La bonne nouvelle est que la situation du Covid-19 est sous contrôle. Cela fait plusieurs mois que la deuxième vague a reculé. L’exercice de vaccination se déroule également bien. Si rien de fâcheux ne se produit et que nous entrons dans la phase endémique, alors les salles de cinéma aussi ouvriront, disons, d’ici le premier trimestre de l’année prochaine. La nouvelle année apportera de nouveaux espoirs, mais il y a aussi de nouveaux défis. Les gens mettront du temps à retourner dans les salles de cinéma. Après plus d’un an et demi, nous avons développé de nouvelles habitudes. Nous avons oublié le temps que nous avions l’habitude de profiter le week-end lors d’une sortie en famille et de regarder des films. Les gens ont ajusté leurs attentes et ont pris l’habitude d’allumer leur téléviseur ou leur téléphone portable lorsqu’ils veulent regarder un film. L’expérience sur grand écran est irremplaçable, mais il reste à voir quand les gens surmonteront leur hésitation naturelle et afflueront vers les salles.

S’ils restent sélectifs dans les cinémas, seuls les blockbusters à gros budget iront au cinéma. Pour les films à petit budget, de niche et orientés concept, l’OTT s’avérera quant à lui un support idéal, ce qui est bon signe.

Dans tous les cas, beaucoup dépend du moment où nous sortons de la phase pandémique et embrassons la vie comme avant. Les médias ont également un rôle à jouer pour dissiper la psychose de la peur, cultiver la positivité dans la société et sensibiliser. L’accélération de la vaccination sera également utile.

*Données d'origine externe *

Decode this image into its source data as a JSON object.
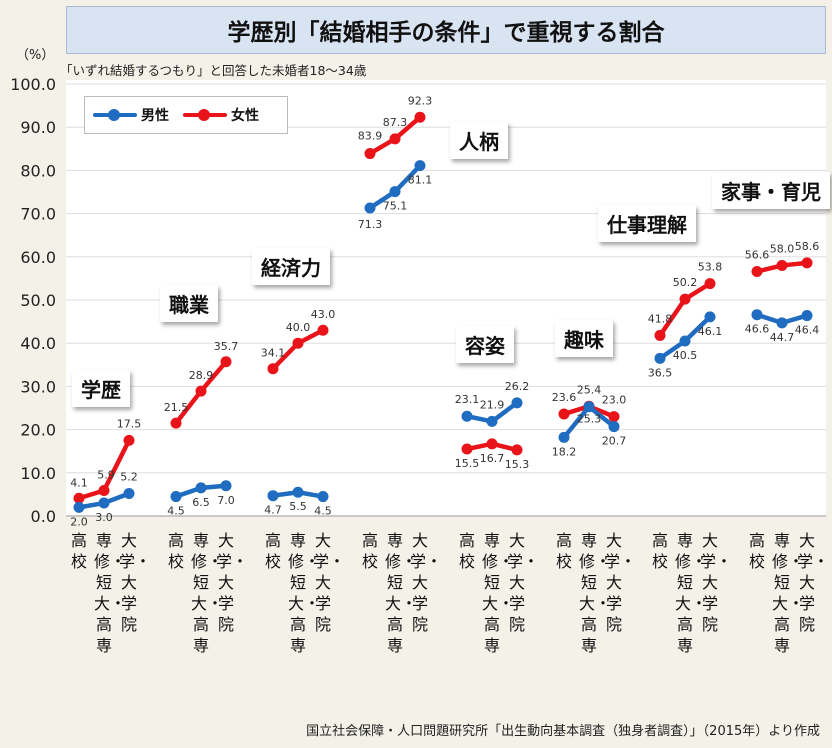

À long terme, je crois fermement que le cinéma ne mourra jamais – notre société ne les laissera jamais mourir, car cela fait partie de notre ADN.

(L’auteur est président et directeur général du groupe SAB. Les opinions exprimées sont personnelles et ne reflètent pas la position ou la politique officielle de Financial Express Online.)

Obtenez les cours boursiers en direct de l’ESB, de la NSE, du marché américain et de la dernière valeur liquidative, du portefeuille de fonds communs de placement, consultez les dernières nouvelles sur les IPO, les meilleures introductions en bourse, calculez votre impôt à l’aide de la calculatrice de l’impôt sur le revenu, connaissez les meilleurs gagnants, les meilleurs perdants et les meilleurs fonds d’actions du marché. Aimez-nous sur Facebook et suivez-nous sur Twitter.

Financial Express est maintenant sur Telegram. Cliquez ici pour rejoindre notre chaîne et rester à jour avec les dernières nouvelles et mises à jour de Biz.